N.C. bill would end state’s “contributory negligence” standard
Three N.C. Republican state senators filed a bill today to change North Carolina law involving “contributory negligence,” marking a dramatic shift in the ability of plaintiffs to win damages in lawsuits.
The state is one of only four in the U.S. that do not allow plaintiffs to collect damages if they are shown to have contributed in any way to a personal injury or other kind of harm. For example, if a driver moves ahead at a green light and is hit by another vehicle that runs a red light, he or she would not be able to collect damages if a jury concluded that the driver should have looked both ways before proceeding. It is sometimes called the “all or nothing” rule.
The Victims Fair Treatment Act was filed by N.C. Senators Danny Britt of Robeson County, Jim Perry of Lenoir and Amy Galey of Alamance County. Britt co-chairs the Senate Judiciary Committee.
The bill would permit plaintiffs to recover damages to a degree depending on the relative negligence determined by the jury.

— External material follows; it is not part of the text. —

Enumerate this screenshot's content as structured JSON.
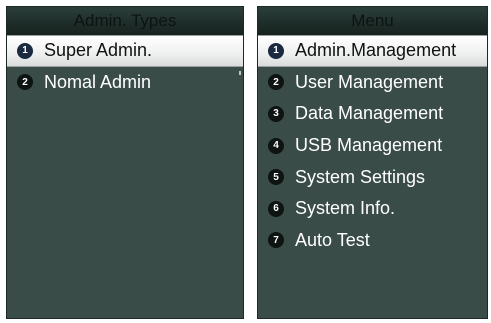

If the claimant was deemed to be more at fault than the “combined responsibility of all other parties, ” there would be no recovery of damages.
It’s been about a decade since state lawmakers made a major effort to change the law, two people familiar with the matter said.
Other jurisdictions that still have a contributory negligence standard are Alabama, Maryland, Virginia and Washington, D.C.
Proponents of the contributory negligence standard say it helps avoid frivolous lawsuits.